Cuba’s patron saint, the Virgin of Charity of El Cobre, also called Cachita, is a potent symbol of Cuban national identity. Jalane D. Schmidt shows how groups as diverse as Indians and African slaves, Spanish colonial officials, Cuban independence soldiers, Catholic authorities and laypeople, intellectuals, journalists and artists, practitioners of spiritism and Santería, activists, politicians, and revolutionaries each have constructed and disputed the meanings of the Virgin. Schmidt examines the occasions from 1936 to 2012 when the Virgin’s beloved, original brown-skinned effigy was removed from her national shrine in the majority black- and mixed-race mountaintop village of El Cobre and brought into Cuba’s cities. There, devotees venerated and followed Cachita’s image through urban streets, amassing at large-scale public ceremonies in her honor that promoted competing claims about Cuban religion, race, and political ideology. Schmidt compares these religious rituals to other contemporaneous Cuban street events, including carnival, protests, and revolutionary rallies, where organizers stage performances of contested definitions of Cubanness. Schmidt provides a comprehensive treatment of Cuban religions, history, and culture, interpreted through the prism of Cachita.

Conference: “ISIS, War and the Threat to Cultural Heritage in Iraq and Syria” (New York)

The International Foundation for Art Research will host a panel next month at the Scandinavia House in Manhattan on ISIS’ destruction of art and monuments in Syria and Iraq:

We have seen the disturbing and often horrific images emanating from the battle-torn regions of Iraq and Syria and heard the news of damage to monuments and archaeological sites and the looting of cultural objects in this ancient and archaeologically important region. But the news is rapidly changing and often conflicting, and the timing and substance of some of the stories appear to have been manipulated by ISIS. What is happening to the art and monuments of the region? What has been safe-guarded? What has been destroyed?  What is most at-risk, whether of destruction or looting? Where are the looted objects going? Are they coming into the United States?

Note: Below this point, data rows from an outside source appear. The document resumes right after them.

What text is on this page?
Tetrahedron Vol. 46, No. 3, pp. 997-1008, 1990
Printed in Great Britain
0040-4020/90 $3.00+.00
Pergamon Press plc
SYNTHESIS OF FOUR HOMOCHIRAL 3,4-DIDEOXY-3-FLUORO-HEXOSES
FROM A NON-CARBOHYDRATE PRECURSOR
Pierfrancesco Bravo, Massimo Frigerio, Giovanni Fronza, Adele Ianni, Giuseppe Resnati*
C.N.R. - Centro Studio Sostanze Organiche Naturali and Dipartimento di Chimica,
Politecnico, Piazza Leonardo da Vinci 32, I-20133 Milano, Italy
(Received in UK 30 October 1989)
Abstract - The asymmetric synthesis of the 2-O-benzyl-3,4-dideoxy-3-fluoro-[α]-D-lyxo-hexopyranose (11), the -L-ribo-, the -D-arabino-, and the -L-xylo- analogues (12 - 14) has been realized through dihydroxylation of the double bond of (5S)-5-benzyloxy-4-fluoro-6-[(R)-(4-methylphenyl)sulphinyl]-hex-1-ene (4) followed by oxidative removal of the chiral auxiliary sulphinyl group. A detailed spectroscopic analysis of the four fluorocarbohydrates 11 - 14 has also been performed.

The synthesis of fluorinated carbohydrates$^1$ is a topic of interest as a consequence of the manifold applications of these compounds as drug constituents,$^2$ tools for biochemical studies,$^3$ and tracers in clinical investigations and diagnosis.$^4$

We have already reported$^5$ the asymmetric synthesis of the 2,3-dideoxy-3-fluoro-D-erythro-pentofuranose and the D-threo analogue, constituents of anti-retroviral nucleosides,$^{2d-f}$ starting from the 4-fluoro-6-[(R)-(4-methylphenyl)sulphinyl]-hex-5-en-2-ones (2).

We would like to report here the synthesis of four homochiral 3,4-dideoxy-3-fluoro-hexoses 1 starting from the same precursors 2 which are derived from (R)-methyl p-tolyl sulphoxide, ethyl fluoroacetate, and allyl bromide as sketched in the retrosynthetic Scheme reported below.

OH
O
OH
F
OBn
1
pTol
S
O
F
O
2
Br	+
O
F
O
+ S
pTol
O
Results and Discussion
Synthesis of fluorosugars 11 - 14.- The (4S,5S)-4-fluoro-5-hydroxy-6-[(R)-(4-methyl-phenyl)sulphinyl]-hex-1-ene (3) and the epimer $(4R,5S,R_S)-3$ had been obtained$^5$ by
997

Please join IFAR’s specialists, several of whom have on-site experience and knowledge, for a fascinating and topical discussion of these and other issues.

Note: Q& A and Informal Reception Follow the Talks

The event will take place in Manhattan on August 11. Details are here.

Hawley, “A Storm of Songs”

In March, the Harvard University Press published “A Storm of Songs: India and the Idea of the Bhakti Movement,” by John Stratton Hawley (Barnard College). The publisher’s description follows:

India celebrates itself as a nation of unity in diversity, but where does that sense of unity come from? One important source is a widely- accepted narrative called the “bhakti movement.” Bhakti is the religion of the heart, of song, of common participation, of inner peace, of anguished protest. The idea known as the bhakti movement asserts that between 600 and 1600 CE, poet-saints sang bhakti from India’s southernmost tip to its northern Himalayan heights, laying the religious bedrock upon which the modern state of India would be built.

Challenging this canonical narrative, John Stratton Hawley clarifies the historical and political contingencies that gave birth to the concept of the bhakti movement. Starting with the Mughals and their Kachvaha allies, North Indian groups looked to the Hindu South as a resource that would give religious and linguistic depth to their own collective history. Only in the early twentieth century did the idea of a bhakti “movement” crystallize—in the intellectual circle surrounding Rabindranath Tagore in Bengal. Interactions between Hindus and Muslims, between the sexes, between proud regional cultures, and between upper castes and Dalits are crucially embedded in the narrative, making it a powerful political resource.

A Storm of Songs ponders the destiny of the idea of the bhakti movement in a globalizing India. If bhakti is the beating heart of India, this is the story of how it was implanted there—and whether it can survive.